Um die Ausstellung Sparks zu besuchen, ist Andrew aus Bartenheim, Frankreich, gekommen. Dort wohnt er mit seiner Frau und seinen zwei Kindern und arbeitet im IT-Bereich einer Pharmafirma. Andrew und seine Familie waren von Sparks begeistert und finden vor allem die Zusammenstellung der Ausstellung sehr gelungen.

‘Oftmals reden wir zuhause über Sparks und diskutieren über die dort entdeckten Geschichten von Hobbywissenschaftler ’.

Andrew Warrington wird auch bei der großen Abschlussveranstalltung der Sparks Ausstellung dabei sein. Am 11. November 2016 um 18:00 Uhr organisiert das Luxembourg Science Center ein so genanntes ‚Reversed Science Café‘ oder ‚Umgedrehten Wissenschaftskaffee‘. Während diesem Event stellen Wissenschaftler und Experten aus Luxemburg ihre Forschungsprojekte und Arbeiten rund um das Thema „personalisierte Medizin“ vor. Und fragen dann das Publikum um Rat und nach ihrer Meinung zu diversen gesellschaftlichen Fragen. Diese Veranstaltung lädt jeden dazu ein, direkt mit Wissenschaftlern zu diskutieren, sich aktiv mit in die Wissenshaft einzubringen und seinen persönlichen Beitrag zu leisten.

Anmeldung per e-mail sparks@science-center.lu.

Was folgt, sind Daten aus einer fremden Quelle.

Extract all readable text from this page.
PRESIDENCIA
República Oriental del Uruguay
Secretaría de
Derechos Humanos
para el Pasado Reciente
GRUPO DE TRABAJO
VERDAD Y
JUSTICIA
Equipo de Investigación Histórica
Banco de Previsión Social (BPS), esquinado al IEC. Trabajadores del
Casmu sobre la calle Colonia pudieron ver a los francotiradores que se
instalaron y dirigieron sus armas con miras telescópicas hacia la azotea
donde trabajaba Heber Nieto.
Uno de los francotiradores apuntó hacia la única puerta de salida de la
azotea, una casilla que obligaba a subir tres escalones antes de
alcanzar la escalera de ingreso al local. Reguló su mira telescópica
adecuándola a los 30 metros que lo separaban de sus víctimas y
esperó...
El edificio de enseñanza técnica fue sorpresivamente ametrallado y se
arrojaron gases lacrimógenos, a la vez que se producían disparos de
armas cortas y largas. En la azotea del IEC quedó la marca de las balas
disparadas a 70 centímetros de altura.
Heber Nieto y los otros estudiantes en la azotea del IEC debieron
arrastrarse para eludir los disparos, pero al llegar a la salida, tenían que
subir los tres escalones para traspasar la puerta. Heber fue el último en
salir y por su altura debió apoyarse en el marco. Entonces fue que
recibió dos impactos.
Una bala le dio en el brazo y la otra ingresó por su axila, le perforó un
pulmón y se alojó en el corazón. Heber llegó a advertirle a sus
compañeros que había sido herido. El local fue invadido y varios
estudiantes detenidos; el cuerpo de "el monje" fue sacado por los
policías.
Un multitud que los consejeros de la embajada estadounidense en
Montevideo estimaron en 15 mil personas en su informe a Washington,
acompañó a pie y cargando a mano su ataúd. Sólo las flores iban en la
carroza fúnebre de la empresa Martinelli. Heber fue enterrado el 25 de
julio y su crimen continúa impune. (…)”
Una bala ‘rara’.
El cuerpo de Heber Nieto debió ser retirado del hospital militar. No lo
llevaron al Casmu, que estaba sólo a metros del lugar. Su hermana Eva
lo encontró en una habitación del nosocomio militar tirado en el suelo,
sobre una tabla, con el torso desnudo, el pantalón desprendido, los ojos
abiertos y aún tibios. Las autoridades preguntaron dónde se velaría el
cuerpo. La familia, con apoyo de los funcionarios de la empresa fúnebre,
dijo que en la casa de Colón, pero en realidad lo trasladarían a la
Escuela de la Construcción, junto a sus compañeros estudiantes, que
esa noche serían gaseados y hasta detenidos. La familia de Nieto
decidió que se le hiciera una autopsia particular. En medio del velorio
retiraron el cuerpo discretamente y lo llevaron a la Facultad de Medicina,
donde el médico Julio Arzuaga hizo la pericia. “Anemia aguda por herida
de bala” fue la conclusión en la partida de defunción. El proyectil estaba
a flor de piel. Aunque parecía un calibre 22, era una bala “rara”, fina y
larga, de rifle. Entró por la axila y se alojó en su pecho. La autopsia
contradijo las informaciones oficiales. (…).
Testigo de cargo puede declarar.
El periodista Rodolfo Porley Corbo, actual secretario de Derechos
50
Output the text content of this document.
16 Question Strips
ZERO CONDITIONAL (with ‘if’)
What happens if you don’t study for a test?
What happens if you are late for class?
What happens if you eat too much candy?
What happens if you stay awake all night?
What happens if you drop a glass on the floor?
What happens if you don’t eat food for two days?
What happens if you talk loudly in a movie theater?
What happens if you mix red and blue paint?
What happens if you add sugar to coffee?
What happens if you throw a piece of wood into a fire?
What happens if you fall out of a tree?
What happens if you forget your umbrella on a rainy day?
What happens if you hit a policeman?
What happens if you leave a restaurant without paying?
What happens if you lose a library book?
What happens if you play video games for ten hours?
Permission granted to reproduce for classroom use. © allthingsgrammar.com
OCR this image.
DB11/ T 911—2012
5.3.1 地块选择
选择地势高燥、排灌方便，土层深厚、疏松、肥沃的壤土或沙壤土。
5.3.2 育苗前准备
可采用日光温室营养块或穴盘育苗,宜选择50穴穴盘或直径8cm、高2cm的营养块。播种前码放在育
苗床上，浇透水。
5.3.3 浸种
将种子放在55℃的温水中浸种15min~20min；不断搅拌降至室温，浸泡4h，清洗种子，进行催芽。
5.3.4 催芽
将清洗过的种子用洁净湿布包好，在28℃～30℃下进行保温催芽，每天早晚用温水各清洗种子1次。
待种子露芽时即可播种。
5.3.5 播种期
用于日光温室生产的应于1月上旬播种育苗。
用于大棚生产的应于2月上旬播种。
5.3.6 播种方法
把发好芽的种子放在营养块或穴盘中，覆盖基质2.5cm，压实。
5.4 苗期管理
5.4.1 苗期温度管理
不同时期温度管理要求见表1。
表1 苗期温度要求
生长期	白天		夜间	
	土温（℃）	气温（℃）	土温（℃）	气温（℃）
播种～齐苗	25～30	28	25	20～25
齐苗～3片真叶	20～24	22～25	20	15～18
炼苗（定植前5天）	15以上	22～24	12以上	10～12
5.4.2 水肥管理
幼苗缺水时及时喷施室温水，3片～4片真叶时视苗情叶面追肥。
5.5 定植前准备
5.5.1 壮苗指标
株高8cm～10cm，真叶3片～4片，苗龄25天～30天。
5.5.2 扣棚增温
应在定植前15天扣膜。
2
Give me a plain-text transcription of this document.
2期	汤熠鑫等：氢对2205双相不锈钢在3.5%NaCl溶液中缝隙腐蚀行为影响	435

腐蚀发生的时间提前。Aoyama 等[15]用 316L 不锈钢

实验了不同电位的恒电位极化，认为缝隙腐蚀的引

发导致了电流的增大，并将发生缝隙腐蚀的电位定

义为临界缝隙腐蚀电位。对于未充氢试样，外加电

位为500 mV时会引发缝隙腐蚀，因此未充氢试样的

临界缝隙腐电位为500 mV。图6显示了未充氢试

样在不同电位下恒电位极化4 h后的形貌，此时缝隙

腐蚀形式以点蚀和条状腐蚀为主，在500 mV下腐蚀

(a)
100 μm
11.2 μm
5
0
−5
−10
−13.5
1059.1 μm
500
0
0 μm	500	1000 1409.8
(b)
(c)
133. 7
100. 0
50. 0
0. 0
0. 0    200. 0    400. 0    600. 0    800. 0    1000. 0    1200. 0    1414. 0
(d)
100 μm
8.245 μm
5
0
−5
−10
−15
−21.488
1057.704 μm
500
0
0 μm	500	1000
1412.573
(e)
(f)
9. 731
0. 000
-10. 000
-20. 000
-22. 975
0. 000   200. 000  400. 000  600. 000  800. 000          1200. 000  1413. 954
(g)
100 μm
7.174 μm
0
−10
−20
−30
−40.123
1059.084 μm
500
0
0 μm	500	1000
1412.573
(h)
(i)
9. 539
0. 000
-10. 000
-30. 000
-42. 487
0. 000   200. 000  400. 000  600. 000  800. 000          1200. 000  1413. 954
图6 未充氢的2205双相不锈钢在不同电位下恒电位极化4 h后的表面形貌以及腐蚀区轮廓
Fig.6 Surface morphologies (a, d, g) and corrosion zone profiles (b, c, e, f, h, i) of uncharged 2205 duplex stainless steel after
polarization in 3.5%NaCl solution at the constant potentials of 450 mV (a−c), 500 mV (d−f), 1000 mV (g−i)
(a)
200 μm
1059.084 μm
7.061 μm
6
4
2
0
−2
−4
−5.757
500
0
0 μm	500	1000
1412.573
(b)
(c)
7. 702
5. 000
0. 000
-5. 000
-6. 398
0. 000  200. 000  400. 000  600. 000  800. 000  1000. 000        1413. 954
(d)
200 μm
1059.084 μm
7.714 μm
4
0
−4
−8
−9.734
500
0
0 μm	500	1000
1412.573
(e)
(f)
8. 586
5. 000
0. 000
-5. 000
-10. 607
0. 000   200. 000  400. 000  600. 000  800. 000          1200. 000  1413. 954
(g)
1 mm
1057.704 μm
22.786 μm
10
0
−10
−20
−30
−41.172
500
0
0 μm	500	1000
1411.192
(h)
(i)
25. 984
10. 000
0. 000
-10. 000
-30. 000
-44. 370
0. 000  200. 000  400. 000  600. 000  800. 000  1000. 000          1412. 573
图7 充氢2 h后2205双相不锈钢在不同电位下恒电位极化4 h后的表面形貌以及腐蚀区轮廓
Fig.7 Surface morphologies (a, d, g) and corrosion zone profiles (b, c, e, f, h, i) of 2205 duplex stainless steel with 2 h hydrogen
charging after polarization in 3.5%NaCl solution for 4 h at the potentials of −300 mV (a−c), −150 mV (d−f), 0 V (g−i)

Autor: Nadia Battello – Luxembourg Science Center
Fotos: © Luxembourg Science Center

Infobox

‘Sparks’

Ausstellung  -  ‘Jenseits des Labors: Die Revolution der hausgemachten Wissenschaft’
Vom 17 September – 11 November 2016
Auf Deutsch/Englisch/Französisch

Organisiert und animiert vom Luxembourg Science Center

Eintritt frei !
Führungen auf Anfrage: sparks@science-center.lu

Wissenschaft wird von Wissenschaftlern gemacht. Aber nicht nur!
Diese Ausstellung erzählt bemerkenswerte Geschichten von Menschen, die wissenschaftliche Forschung für jedermann zugänglich gemacht haben. Sie haben die Forschung aus den professionellen Laboren in Häuser, Werkstätte und Hinterhöfe verlagert.

Wo ?

Forum du Campus Scolaire Geesseknäppchen
40, boulevard Pierre Dupong
L-1430 Luxembourg

Öffnungszeiten ?

Montag – Freitag  7h - 23h (geschlossen ab 19 h während der Schulferien )
Samstag  7h bis 13h
Sonntags und Feiertags geschlossen

Mehr Infos auf www.science-center.lu

Typ I Diabetes

Typ I Diabetes ist eine Autoimmunerkrankung, die meist im Kindesalter diagnostiziert wird. Hierbei werden die körpereigenen Insulinproduzierenden Zellen der Bauchspeicheldrüse zerstört. Dies führt dazu, dass Typ I Diabetes Patienten selbst kein Insulin mehr herstellen können. Jedoch ist Insulin ein lebenswichtiges Hormon, welches benötigt wird, um Zucker aus der Blutzirkulation in die Körperzellen einzuspeisen und sie somit mit Energie zu versorgen. Typ I Diabetes Patienten müssen sich also das Insulin regelmäßig spritzen, damit der mit der Nahrung aufgenommene Zucker auch von den Körperzellen verwertet werden kann.